On Monday, the Supreme Court ruled that an antitrust suit filed under the Sherman Act cannot proceed without specific allegations showing that defendants participated in a conspiracy.
Luke Froeb, the William C. and Margaret W. Oehmig Associate Professor in Entrepreneurship and Free Enterprise at the Vanderbilt Owen Graduate School of Management and a group of economists filed an amicus brief with the Supreme Court arguing that pleading standards made it too easy to file antitrust cases.
In the lawsuit, William Twombly claimed that telephone and Internet service providers created after the breakup of AT&T, conspired with each other to block local competitors from certain service areas by agreeing not to compete over each other’s territories.

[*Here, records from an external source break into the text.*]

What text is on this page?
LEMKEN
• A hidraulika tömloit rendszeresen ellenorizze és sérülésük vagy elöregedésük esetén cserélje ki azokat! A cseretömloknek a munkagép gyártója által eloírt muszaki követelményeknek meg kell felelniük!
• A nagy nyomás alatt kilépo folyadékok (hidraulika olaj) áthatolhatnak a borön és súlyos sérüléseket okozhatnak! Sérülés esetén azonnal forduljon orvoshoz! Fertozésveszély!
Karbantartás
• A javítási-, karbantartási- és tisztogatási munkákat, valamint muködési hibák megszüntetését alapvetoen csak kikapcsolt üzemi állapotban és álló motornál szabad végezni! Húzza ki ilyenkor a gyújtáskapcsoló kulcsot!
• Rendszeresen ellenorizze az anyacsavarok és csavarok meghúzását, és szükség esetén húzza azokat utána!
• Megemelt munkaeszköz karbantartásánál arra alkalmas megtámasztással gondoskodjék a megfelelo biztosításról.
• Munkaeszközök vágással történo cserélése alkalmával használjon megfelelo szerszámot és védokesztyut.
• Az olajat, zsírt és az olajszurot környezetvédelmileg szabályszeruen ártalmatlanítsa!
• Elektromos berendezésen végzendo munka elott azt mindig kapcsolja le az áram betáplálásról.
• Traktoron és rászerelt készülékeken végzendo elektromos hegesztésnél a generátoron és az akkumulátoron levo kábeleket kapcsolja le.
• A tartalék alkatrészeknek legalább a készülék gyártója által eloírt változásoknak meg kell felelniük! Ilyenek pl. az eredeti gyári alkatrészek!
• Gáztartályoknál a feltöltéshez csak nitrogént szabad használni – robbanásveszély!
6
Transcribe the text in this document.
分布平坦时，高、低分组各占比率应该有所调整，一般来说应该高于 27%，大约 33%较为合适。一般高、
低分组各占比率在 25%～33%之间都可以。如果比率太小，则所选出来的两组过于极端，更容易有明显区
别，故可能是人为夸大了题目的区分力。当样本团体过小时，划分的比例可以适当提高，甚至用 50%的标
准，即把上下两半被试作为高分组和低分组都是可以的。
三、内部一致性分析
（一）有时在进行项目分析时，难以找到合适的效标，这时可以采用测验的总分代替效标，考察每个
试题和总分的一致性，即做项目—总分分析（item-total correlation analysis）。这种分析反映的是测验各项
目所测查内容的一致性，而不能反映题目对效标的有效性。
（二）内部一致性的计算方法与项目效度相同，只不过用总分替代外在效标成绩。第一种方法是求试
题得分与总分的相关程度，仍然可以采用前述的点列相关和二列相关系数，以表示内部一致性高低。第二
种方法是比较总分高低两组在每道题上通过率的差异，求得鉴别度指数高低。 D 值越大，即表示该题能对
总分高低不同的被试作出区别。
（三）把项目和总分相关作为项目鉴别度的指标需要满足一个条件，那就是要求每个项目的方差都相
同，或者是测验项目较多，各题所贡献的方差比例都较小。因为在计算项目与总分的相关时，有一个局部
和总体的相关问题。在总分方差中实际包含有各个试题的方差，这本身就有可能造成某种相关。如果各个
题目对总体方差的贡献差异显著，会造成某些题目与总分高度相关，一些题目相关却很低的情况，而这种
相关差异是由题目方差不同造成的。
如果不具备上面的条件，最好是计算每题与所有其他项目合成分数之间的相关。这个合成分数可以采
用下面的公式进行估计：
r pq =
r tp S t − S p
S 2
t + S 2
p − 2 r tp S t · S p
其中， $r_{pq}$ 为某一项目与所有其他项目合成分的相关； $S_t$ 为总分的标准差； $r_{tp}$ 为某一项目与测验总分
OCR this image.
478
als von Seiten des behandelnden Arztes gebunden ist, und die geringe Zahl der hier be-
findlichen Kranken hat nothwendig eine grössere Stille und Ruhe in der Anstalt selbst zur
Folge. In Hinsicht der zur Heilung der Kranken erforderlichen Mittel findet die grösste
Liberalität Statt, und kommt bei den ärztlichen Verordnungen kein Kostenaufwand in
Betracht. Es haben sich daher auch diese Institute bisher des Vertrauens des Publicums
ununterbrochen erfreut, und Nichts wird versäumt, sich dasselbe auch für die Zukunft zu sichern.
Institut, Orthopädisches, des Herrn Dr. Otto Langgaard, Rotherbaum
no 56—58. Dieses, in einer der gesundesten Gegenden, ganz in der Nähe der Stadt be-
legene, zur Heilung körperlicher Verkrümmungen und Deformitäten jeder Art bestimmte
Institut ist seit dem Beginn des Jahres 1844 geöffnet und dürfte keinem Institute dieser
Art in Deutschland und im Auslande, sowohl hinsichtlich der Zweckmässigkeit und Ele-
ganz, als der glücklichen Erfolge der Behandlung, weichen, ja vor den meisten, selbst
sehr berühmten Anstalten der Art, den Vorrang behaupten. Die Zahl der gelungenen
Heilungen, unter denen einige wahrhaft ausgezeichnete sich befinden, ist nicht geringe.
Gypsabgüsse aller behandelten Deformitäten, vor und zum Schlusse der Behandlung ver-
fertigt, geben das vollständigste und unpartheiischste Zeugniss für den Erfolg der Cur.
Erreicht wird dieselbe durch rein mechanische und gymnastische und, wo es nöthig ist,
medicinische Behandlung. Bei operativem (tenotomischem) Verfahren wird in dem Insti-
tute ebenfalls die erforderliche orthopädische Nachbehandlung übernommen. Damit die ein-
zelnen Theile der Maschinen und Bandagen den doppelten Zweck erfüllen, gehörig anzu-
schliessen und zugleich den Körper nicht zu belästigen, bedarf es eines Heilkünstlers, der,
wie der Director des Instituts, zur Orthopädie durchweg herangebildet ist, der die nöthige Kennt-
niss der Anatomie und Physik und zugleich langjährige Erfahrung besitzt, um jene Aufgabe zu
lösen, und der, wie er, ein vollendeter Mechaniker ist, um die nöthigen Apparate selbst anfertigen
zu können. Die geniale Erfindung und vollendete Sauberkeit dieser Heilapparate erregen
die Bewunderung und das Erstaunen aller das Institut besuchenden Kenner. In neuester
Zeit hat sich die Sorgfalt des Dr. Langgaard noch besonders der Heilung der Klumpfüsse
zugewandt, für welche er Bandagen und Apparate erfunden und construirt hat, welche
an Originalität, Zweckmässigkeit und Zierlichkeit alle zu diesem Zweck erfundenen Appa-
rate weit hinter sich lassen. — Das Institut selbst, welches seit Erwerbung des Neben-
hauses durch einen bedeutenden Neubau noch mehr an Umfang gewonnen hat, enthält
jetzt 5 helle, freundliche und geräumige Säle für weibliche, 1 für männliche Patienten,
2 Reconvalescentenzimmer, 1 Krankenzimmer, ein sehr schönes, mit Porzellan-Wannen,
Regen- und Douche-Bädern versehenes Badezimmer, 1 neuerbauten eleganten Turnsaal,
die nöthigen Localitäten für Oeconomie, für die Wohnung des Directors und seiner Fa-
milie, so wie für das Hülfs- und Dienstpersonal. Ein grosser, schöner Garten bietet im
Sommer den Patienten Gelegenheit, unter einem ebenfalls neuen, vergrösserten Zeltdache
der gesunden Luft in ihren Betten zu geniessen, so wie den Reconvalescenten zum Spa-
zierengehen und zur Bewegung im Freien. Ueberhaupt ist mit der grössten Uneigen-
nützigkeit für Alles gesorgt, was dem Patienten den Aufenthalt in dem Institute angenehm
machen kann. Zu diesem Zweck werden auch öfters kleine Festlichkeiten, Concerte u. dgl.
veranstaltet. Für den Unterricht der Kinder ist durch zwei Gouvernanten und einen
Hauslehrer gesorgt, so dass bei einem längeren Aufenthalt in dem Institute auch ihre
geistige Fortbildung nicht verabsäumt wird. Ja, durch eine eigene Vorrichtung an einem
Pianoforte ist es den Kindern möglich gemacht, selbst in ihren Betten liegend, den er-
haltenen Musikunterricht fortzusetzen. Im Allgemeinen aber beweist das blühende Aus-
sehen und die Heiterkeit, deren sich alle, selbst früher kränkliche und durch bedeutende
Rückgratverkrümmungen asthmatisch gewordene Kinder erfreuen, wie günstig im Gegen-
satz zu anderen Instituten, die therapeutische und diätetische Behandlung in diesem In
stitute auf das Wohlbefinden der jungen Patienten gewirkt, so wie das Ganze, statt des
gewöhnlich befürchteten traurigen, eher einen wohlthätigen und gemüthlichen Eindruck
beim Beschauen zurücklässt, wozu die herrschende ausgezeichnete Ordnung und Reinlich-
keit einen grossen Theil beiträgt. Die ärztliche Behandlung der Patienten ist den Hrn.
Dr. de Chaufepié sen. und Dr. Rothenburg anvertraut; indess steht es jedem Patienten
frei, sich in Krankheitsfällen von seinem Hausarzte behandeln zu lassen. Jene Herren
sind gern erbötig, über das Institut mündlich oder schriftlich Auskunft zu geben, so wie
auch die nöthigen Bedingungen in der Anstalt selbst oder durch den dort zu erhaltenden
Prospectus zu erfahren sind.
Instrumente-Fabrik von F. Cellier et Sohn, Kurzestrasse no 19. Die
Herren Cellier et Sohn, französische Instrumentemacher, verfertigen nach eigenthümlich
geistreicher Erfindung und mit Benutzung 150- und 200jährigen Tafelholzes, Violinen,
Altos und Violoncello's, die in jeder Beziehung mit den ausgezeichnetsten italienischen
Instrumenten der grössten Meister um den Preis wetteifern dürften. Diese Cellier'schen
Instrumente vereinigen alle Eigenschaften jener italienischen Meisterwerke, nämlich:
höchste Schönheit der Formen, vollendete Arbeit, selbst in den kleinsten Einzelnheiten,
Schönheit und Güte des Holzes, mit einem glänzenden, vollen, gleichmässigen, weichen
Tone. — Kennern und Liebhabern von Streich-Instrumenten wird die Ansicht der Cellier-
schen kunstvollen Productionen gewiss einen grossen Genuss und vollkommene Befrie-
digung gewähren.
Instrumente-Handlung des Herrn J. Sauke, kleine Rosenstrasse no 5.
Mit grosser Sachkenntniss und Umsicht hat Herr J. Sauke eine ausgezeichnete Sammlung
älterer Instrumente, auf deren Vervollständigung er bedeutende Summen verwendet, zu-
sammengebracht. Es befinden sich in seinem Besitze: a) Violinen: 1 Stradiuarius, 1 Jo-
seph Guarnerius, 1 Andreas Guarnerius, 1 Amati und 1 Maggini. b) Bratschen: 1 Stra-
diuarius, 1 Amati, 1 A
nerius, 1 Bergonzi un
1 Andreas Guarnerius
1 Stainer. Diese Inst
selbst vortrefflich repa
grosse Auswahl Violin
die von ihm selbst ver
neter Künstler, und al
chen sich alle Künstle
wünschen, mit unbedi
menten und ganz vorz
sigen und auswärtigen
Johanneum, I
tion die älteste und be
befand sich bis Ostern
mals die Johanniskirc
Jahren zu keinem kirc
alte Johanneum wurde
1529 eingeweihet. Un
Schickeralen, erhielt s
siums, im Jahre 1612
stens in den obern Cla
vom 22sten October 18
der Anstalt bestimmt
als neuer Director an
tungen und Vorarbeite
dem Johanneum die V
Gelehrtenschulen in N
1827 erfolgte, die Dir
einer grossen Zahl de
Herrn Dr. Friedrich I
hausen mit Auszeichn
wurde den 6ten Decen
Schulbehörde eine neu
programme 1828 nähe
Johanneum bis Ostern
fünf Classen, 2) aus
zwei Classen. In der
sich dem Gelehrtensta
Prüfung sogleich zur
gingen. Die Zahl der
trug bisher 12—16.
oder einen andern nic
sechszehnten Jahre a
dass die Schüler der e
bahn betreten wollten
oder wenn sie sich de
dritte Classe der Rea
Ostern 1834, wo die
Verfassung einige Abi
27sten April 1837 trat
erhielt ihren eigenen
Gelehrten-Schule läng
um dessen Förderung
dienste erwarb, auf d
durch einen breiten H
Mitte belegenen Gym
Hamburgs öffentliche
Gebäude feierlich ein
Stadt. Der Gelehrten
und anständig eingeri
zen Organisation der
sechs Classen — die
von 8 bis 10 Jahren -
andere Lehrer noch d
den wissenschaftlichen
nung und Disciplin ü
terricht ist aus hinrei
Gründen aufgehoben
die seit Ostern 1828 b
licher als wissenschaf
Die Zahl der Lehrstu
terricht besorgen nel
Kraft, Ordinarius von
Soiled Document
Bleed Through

“The Second Circuit has taken antitrust enforcement in a misguided direction by adopting its ‘parallel behavior is enough’ standard,” said Froeb. “The fact of parallel behavior, standing alone, does not tend to exclude the possibility of independent action. Firms that compete with one another often behave like one another in at least some respects.”
In the amicus brief, Froeb cited the work of Vanderbilt University Distinguished Professor of Law, Economics and Management W. Kip Viscusi and Viscusi’s book Economics of Regulation & Antitrust.
Luke Froeb is also the former Director of the Bureau of Economics at the Federal Trade Commission.